Movie by Mt. Lebanon native to be shown at the Three Rivers Film Festval
There are plenty of actors who waited tables before they got their big break, including Sandra Bullock, Jon Hamm and Jennifer Aniston.
The problem for Mt. Lebanon native Brian Silverman is that he wasn’t good at it.
“I was a bad waiter,” Silverman remarked, recalling his days when he worked at a long-gone Chi-Chi’s restaurant on Route 19.
Instead, the 55-year-old Silverman works as a special education teacher at a Los Angeles school, and has been building an acting career through appearances on television series like “NCIS: Los Angeles,” “Cold Case,” and “S.W.A.T.,” as well as West Coast stage work in productions of classics like “The Crucible” and “King Lear,” not to mention in independent films.
He made his first attempt at directing a feature film in June 2021, when he returned to the area. Over a three-week span, he produced “Two Lives in Pittsburgh” with several local crew members and actors from the region.
“From the start of working on it, I knew it was a Pittsburgh story,” Silverman said by phone during a break in his teaching day. “And it’s such a fantastic opportunity to be able to make a film that I wanted to make. … To me, there was no doubt that it had to be in Pittsburgh.”
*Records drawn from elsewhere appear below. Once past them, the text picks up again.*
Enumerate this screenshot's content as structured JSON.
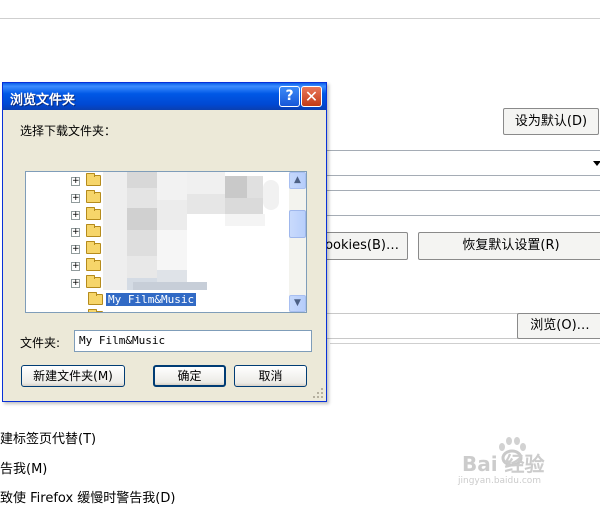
{
  "background": {
    "set_default_label": "设为默认(D)",
    "cookies_label": "Cookies(B)…",
    "restore_default_label": "恢复默认设置(R)",
    "browse_label": "浏览(O)…",
    "option1": "建标签页代替(T)",
    "option2": "告我(M)",
    "option3": "致使 Firefox 缓慢时警告我(D)"
  },
  "dialog": {
    "title": "浏览文件夹",
    "help_glyph": "?",
    "close_glyph": "✕",
    "prompt": "选择下载文件夹：",
    "tree": {
      "selected_item": "My Film&Music"
    },
    "folder_label": "文件夹:",
    "folder_value": "My Film&Music",
    "new_folder_label": "新建文件夹(M)",
    "ok_label": "确定",
    "cancel_label": "取消"
  },
  "watermark": {
    "brand": "Bai 经验",
    "url": "jingyan.baidu.com"
  },
  "colors": {
    "titlebar": "#0054e3",
    "selection": "#316ac5",
    "dialog_face": "#ece9d8"
  }
}
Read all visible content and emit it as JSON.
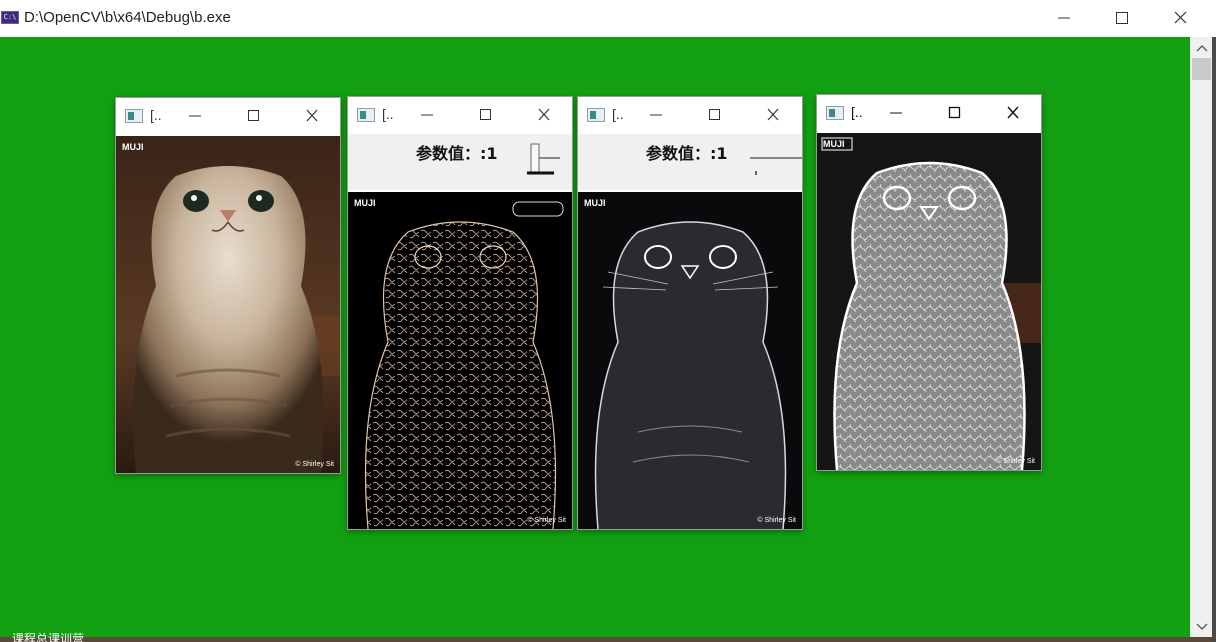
{
  "main_window": {
    "icon_text": "C:\\",
    "title": "D:\\OpenCV\\b\\x64\\Debug\\b.exe",
    "bottom_text": "课程总课训营"
  },
  "windows": [
    {
      "title": "[..",
      "has_trackbar": false,
      "watermark_tl": "MUJI",
      "watermark_br": "© Shirley Sit"
    },
    {
      "title": "[..",
      "has_trackbar": true,
      "param_label": "参数值：:1",
      "watermark_tl": "MUJI",
      "watermark_br": "© Shirley Sit"
    },
    {
      "title": "[..",
      "has_trackbar": true,
      "param_label": "参数值：:1",
      "watermark_tl": "MUJI",
      "watermark_br": "© Shirley Sit"
    },
    {
      "title": "[..",
      "has_trackbar": false,
      "watermark_tl": "MUJI",
      "watermark_br": "© Shirley Sit"
    }
  ],
  "colors": {
    "desktop_green": "#12a012",
    "toolbar_gray": "#f0f0f0"
  },
  "icons": [
    "console-icon",
    "minimize-icon",
    "maximize-icon",
    "close-icon",
    "window-icon",
    "scroll-up-icon",
    "scroll-down-icon"
  ]
}
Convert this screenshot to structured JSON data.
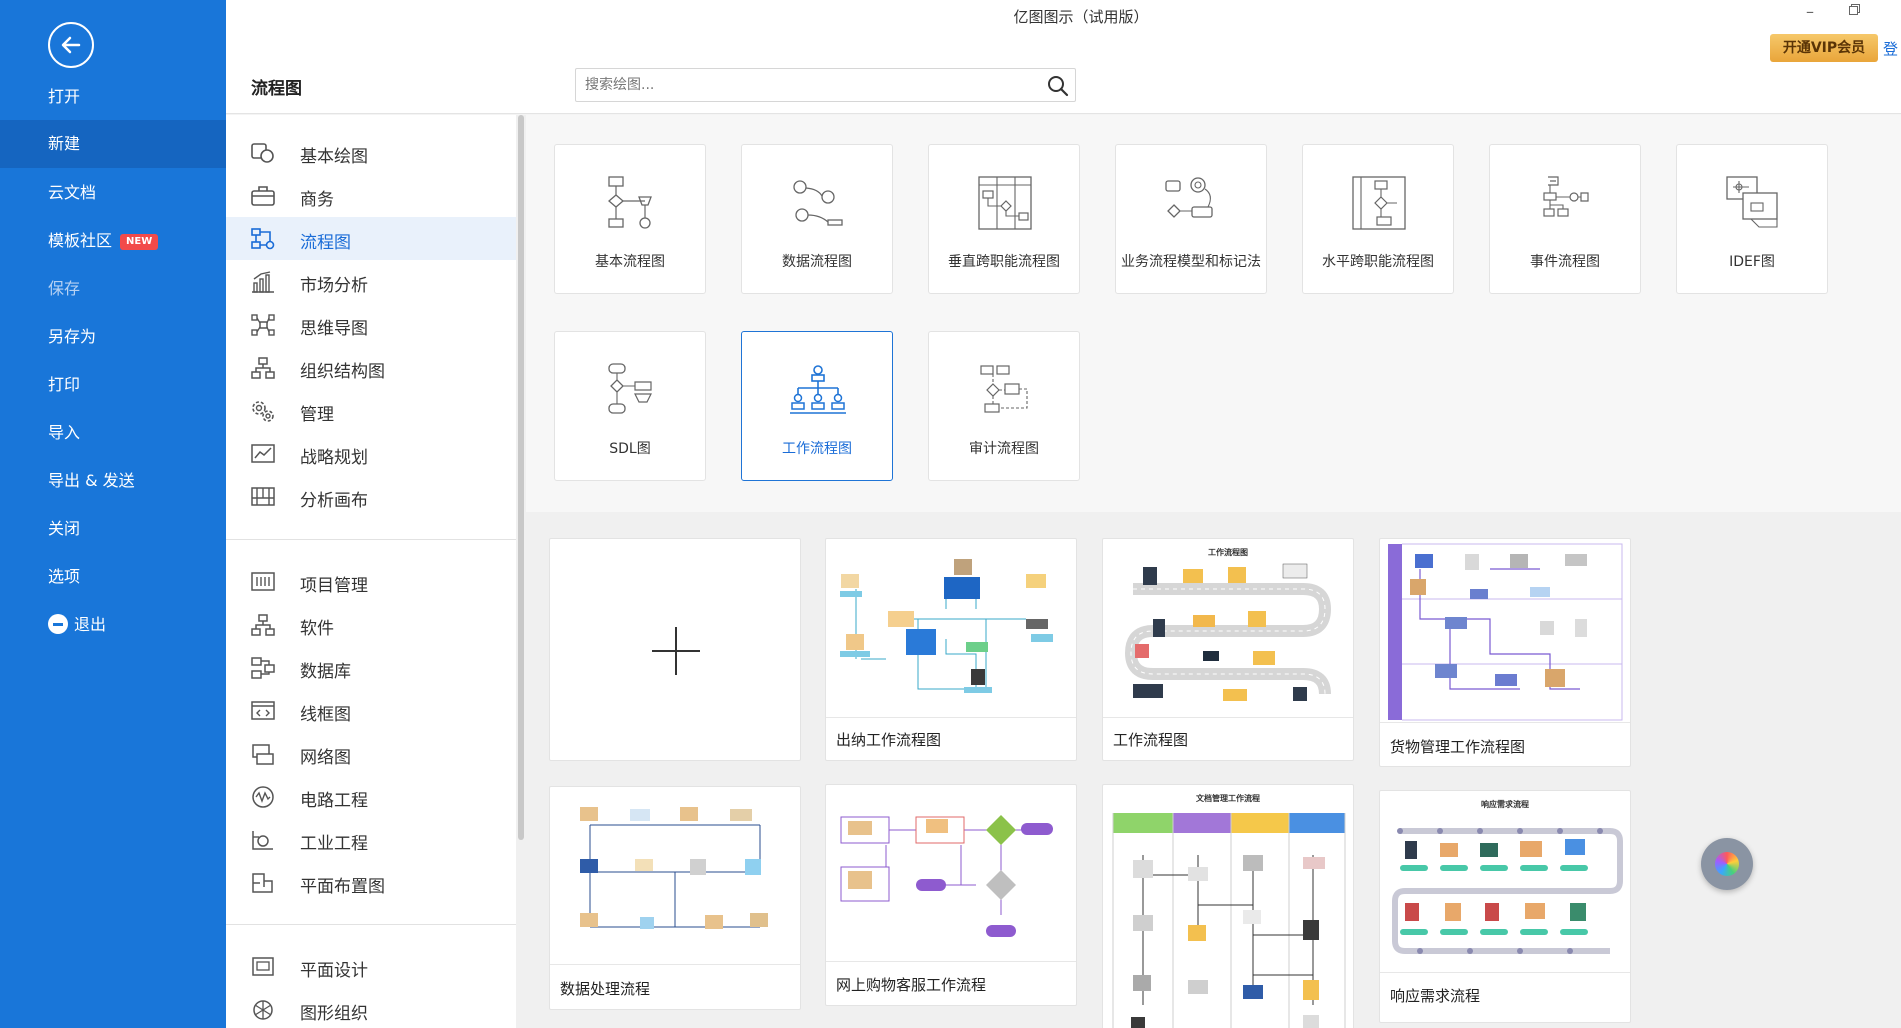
{
  "app": {
    "title": "亿图图示（试用版）",
    "vip_label": "开通VIP会员",
    "login_label": "登"
  },
  "nav": {
    "items": [
      {
        "label": "打开"
      },
      {
        "label": "新建"
      },
      {
        "label": "云文档"
      },
      {
        "label": "模板社区",
        "badge": "NEW"
      },
      {
        "label": "保存"
      },
      {
        "label": "另存为"
      },
      {
        "label": "打印"
      },
      {
        "label": "导入"
      },
      {
        "label": "导出 & 发送"
      },
      {
        "label": "关闭"
      },
      {
        "label": "选项"
      },
      {
        "label": "退出"
      }
    ],
    "active": "新建"
  },
  "section": {
    "title": "流程图"
  },
  "search": {
    "placeholder": "搜索绘图..."
  },
  "categories": [
    {
      "label": "基本绘图",
      "icon": "basic-shapes-icon"
    },
    {
      "label": "商务",
      "icon": "briefcase-icon"
    },
    {
      "label": "流程图",
      "icon": "flowchart-icon"
    },
    {
      "label": "市场分析",
      "icon": "bar-chart-icon"
    },
    {
      "label": "思维导图",
      "icon": "mindmap-icon"
    },
    {
      "label": "组织结构图",
      "icon": "org-chart-icon"
    },
    {
      "label": "管理",
      "icon": "management-icon"
    },
    {
      "label": "战略规划",
      "icon": "strategy-icon"
    },
    {
      "label": "分析画布",
      "icon": "canvas-icon"
    },
    {
      "label": "项目管理",
      "icon": "project-icon"
    },
    {
      "label": "软件",
      "icon": "software-icon"
    },
    {
      "label": "数据库",
      "icon": "database-icon"
    },
    {
      "label": "线框图",
      "icon": "wireframe-icon"
    },
    {
      "label": "网络图",
      "icon": "network-icon"
    },
    {
      "label": "电路工程",
      "icon": "circuit-icon"
    },
    {
      "label": "工业工程",
      "icon": "industrial-icon"
    },
    {
      "label": "平面布置图",
      "icon": "floorplan-icon"
    },
    {
      "label": "平面设计",
      "icon": "graphic-design-icon"
    },
    {
      "label": "图形组织",
      "icon": "graphic-organizer-icon"
    }
  ],
  "active_category": "流程图",
  "subtypes": [
    {
      "label": "基本流程图"
    },
    {
      "label": "数据流程图"
    },
    {
      "label": "垂直跨职能流程图"
    },
    {
      "label": "业务流程模型和标记法"
    },
    {
      "label": "水平跨职能流程图"
    },
    {
      "label": "事件流程图"
    },
    {
      "label": "IDEF图"
    },
    {
      "label": "SDL图"
    },
    {
      "label": "工作流程图"
    },
    {
      "label": "审计流程图"
    }
  ],
  "active_subtype": "工作流程图",
  "templates": [
    {
      "label": "出纳工作流程图"
    },
    {
      "label": "工作流程图",
      "thumb_title": "工作流程图"
    },
    {
      "label": "货物管理工作流程图"
    },
    {
      "label": "数据处理流程"
    },
    {
      "label": "网上购物客服工作流程"
    },
    {
      "label": "响应需求流程",
      "thumb_title": "响应需求流程"
    },
    {
      "label": "",
      "thumb_title": "文档管理工作流程"
    }
  ],
  "colors": {
    "nav_bg": "#1976d9",
    "accent": "#1a6cd7",
    "vip": "#e9a53a",
    "new_badge": "#f24a4a"
  }
}
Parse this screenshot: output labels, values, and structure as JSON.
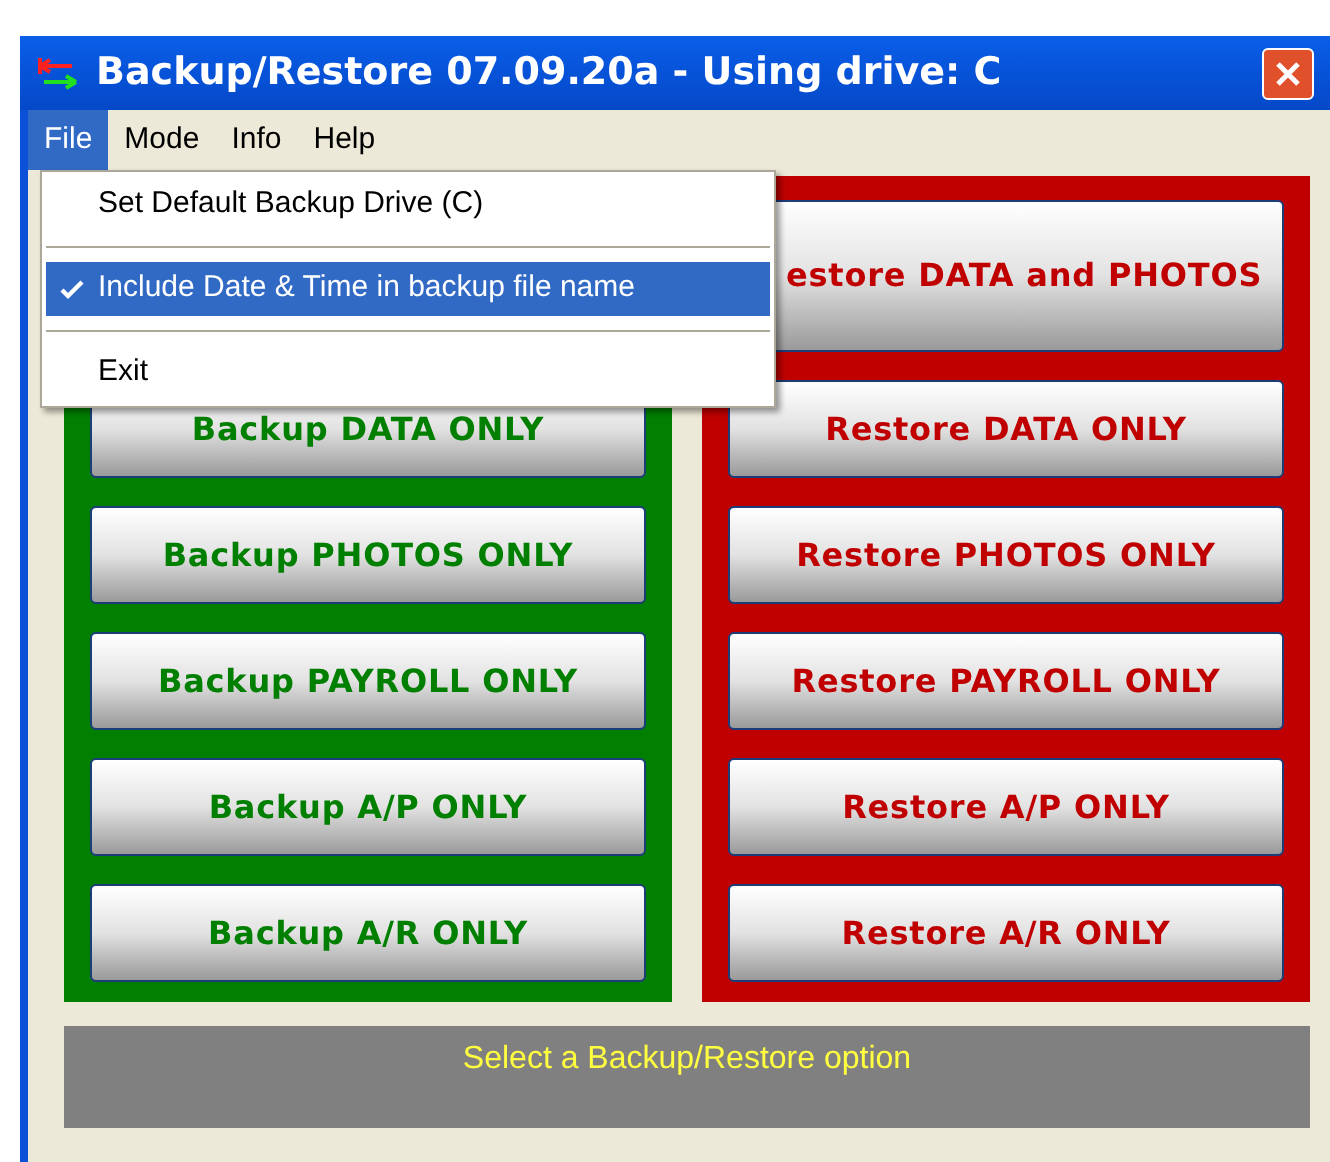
{
  "window": {
    "title": "Backup/Restore 07.09.20a - Using drive: C"
  },
  "menu_bar": [
    {
      "label": "File",
      "selected": true
    },
    {
      "label": "Mode",
      "selected": false
    },
    {
      "label": "Info",
      "selected": false
    },
    {
      "label": "Help",
      "selected": false
    }
  ],
  "file_menu": [
    {
      "kind": "item",
      "label": "Set Default Backup Drive (C)",
      "checked": false,
      "highlighted": false
    },
    {
      "kind": "separator"
    },
    {
      "kind": "item",
      "label": "Include Date & Time in backup file name",
      "checked": true,
      "highlighted": true
    },
    {
      "kind": "separator"
    },
    {
      "kind": "item",
      "label": "Exit",
      "checked": false,
      "highlighted": false
    }
  ],
  "panels": [
    {
      "color": "#007f00",
      "buttons": [
        "Backup DATA ONLY",
        "Backup PHOTOS ONLY",
        "Backup PAYROLL ONLY",
        "Backup A/P ONLY",
        "Backup A/R ONLY"
      ]
    },
    {
      "color": "#c00000",
      "top_button": "estore DATA and PHOTOS",
      "buttons": [
        "Restore DATA ONLY",
        "Restore PHOTOS ONLY",
        "Restore PAYROLL ONLY",
        "Restore A/P ONLY",
        "Restore A/R ONLY"
      ]
    }
  ],
  "status": "Select a Backup/Restore option"
}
“Two Lives in Pittsburgh” has already been shown at film festivals in Detroit, Colorado Springs, Colo., and Buffalo, N.Y. It will be making its regional debut during the Three Rivers Film Festival at 7:30 p.m. Nov. 9 and 10 at the Harris Theater in downtown Pittsburgh.
Executive produced by Stephen Chbosky, whose credits include the Pittsburgh-made “Perks of Being a Wallflower,” “Two Lives in Pittsburgh” is the story of a blue collar dad who is confronting an ill parent and a child with gender-identity issues. He points to movies like “Kramer vs. Kramer” and “Little Miss Sunshine” as inspirations.
“I knew there was a role I wanted to do and a story I wanted to tell,” Silverman said. “And this is what came out of it.”
In a director’s statement, Silverman puts it this way: “This film doesn’t try to answer the societal questions and culture war issues regarding gender identity. Rather, this film offers an exploration of a more intimate question: How do imperfect people stumble through it when it’s part of their own lives?”
Silverman came to acting and directing in a roundabout way.
A 1986 graduate of Mt. Lebanon High School, he studied education at Clark University in Massachusetts. He traveled to Haiti and Guatemala as a member of the Peace Corps then received a degree in public policy from Harvard, where now-U.S. Sen. John Fetterman was a classmate.
Silverman has a couple of additional ideas up his sleeve for movies, including a movie like “Boyhood.” the 2014 drama that follows a boy as he grows, though this movie would center on the end of life. According to Silverman, “There’s something about older actors working, because often they don’t get to work.”
In the meantime, Silverman is enjoying the prospect of “Two Lives in Pittsburgh” being shown in the community where it was made.
“It’s so fulfilling to be able to come back to Pittsburgh and be able to show it,” he said. “It’s the kind of homecoming I want to be able to experience.”
Additional information on the Three Rivers Film Festival can be found at filmpittsburgh.org.